Only one wife's grave is not accounted for - Eleanor Jenkins Vaughan. As with any mystery in life, after checking all possible leads and gathering all known facts, we have to come back to the simplest explanation. Look at that picture at the top of this posting again. What do you think that explanation is?

Oh, I have an email message sent off to the DUP Museum in Springville. More later. . . .

Cynthia Clyde in relation to Hulet.
Location of Mary's monument in relation to Hulet's
Charles & Margaret Hulet monuments
September 2, 2013

I just spoke with a very nice sister from the DUP in Springville. She is a Great Granddaughter of Mary Lawson Kirkman and Charles Hulet. Her father lived with his grandparents Hulet for some time. It is her belief that neither Margaret Noah nor Charles Hulet are buried where those monuments are but that they are somewhere in that cemetery. She said that Mary bought that plot when her 15-year-old son died confirming my theory on that. She said that they will do some checking as will we, but she doesn't think the DUP has any information on Eleanor Jenkins Vaughan. She said Hulet was kind, generous, and had means to take care of people as he did the Kirkmans. Mary first came to his home as a housekeeper and he married her and took care of all her children. She said that he could have only been sealed to Eleanor and took care of her in some other residence as he had the means.

I still think that if Charles was as kind as he appears to have been, Mary would have made every attempt to have him buried near his deceased wife and herself buried near him too. It was the belief and practice in those days to be in close proximity to the person to whom you were sealed to rise in the resurrection. (I guess it still is among the Saints of the Latter-days). And I don't see why she wouldn't have been as charitable to Eleanor as well.
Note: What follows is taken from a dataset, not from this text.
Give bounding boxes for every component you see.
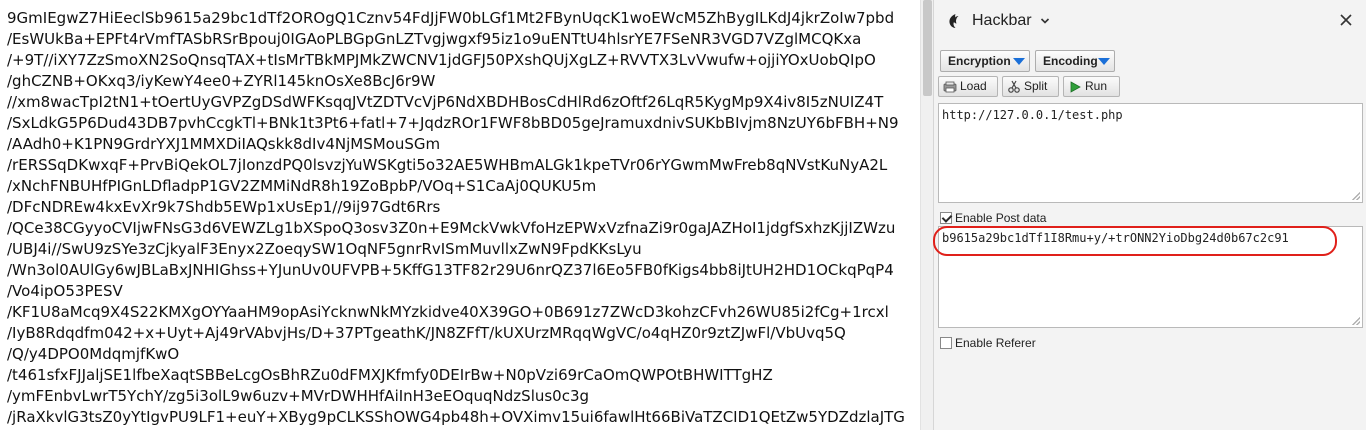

She at least tolerated her well enough to be sealed on the same day to the same man. And Eleanor, just having walked across the plains and still alive, not likely having lost any body parts to frostbite as most in the Martin Company did, may very well have helped care for Mary in her recovery and perhaps the children as well in Hulet's home, or Bishop Johnson's of Springville, or wherever else they may have been before the sealing.

Someday, they will arise from their graves wherever they are. And we may even get to resolve this with them in the Spirit World before that Great and Glorious Day. 

And we'll keep trying in the here and now.